Third, we'd like to be able to include some follow-up analysis of interesting mutants - otherwise the paper is just a dry list. One interesting mutant is comE1. Homologs of this protein are present in all competent species, and it's always found to be essential for DNA uptake and transformation. But the H. influenzae mutant has only a 5-10-fold defect. (Tenfold sounds big, but transformation can usually be measured over at least several orders of magnitude.) We don't know why we see so much residual DNA uptake. We'll present a detailed analysis of the homologs in the different species, and an experiment testing whether the Rec2 function is responsible for the residual uptake. The postdoc and I did one experiment testing this last month, so I'll make more competent cells and we'll replicate it.

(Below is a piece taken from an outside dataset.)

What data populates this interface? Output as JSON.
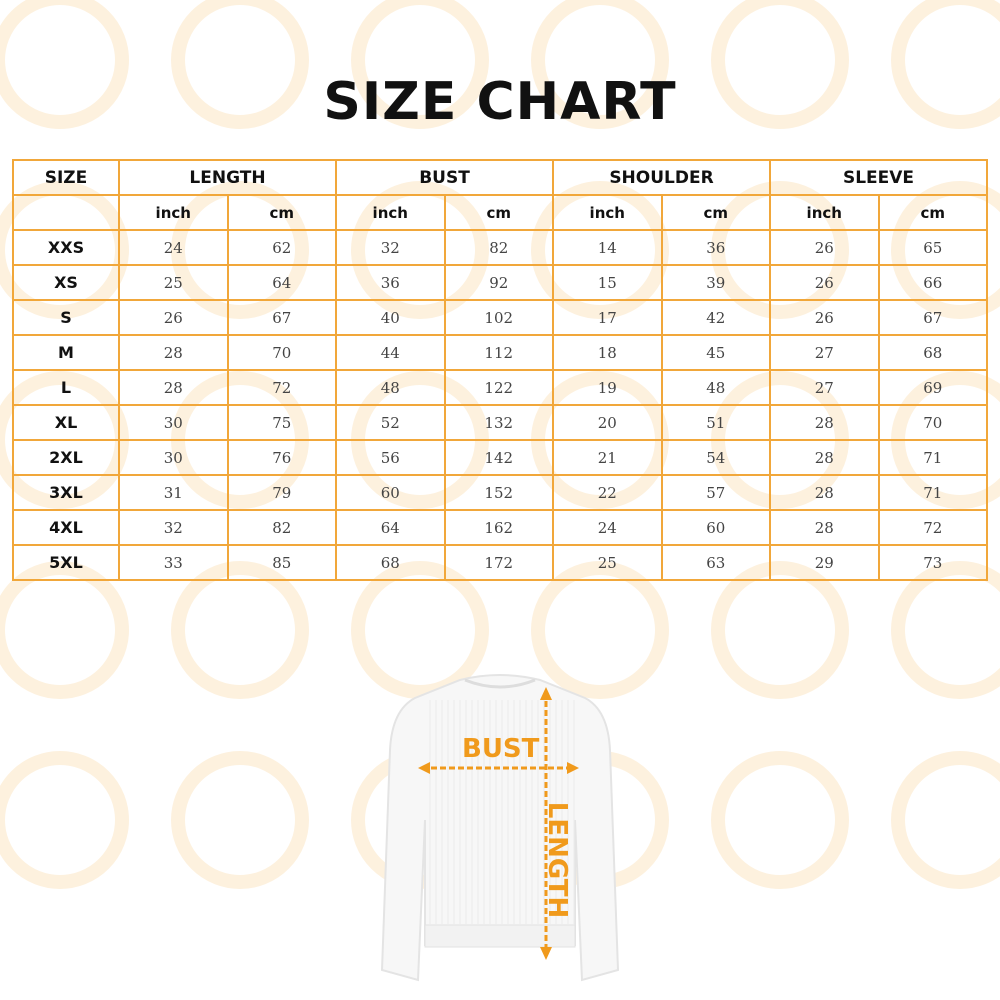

Another interesting mutant is the ATP-dependent DNA ligase that's predicted to be in the periplasm (see http://rrresearch.fieldofscience.com/2006/08/ligase-puzzle.html and http://rrresearch.fieldofscience.com/2009/03/progress-on-ligase-puzzle.html and http://rrresearch.fieldofscience.com/2009/03/that-periplasmic-ligase.html. We have some data from experiments done by a former student in the Honours program, working with a mutant that had been created by another lab. She tested whether transformation of the ligase mutant was more sensitive to nicks in the DNA (it isn't), and did all the preliminary work for testing whether ligation occurs in the periplasm. In this experiment competent H. influenzae rec2-mutant cells are given a USS-containing E. coli plasmid that's been cut with a restriction enzyme, and the plasmid DNA that's been taken up is then recovered from the H. influenzae cells and used to transform E. coli. Only plasmid that's been ligated will give E. coli transformants. She didn't have time to do the final experiment, testing the effect of the ligase mutation, and we can probably make the experiment much more sensitive by using the postdoc's periplasmic DNA prep and using very competent E. coli.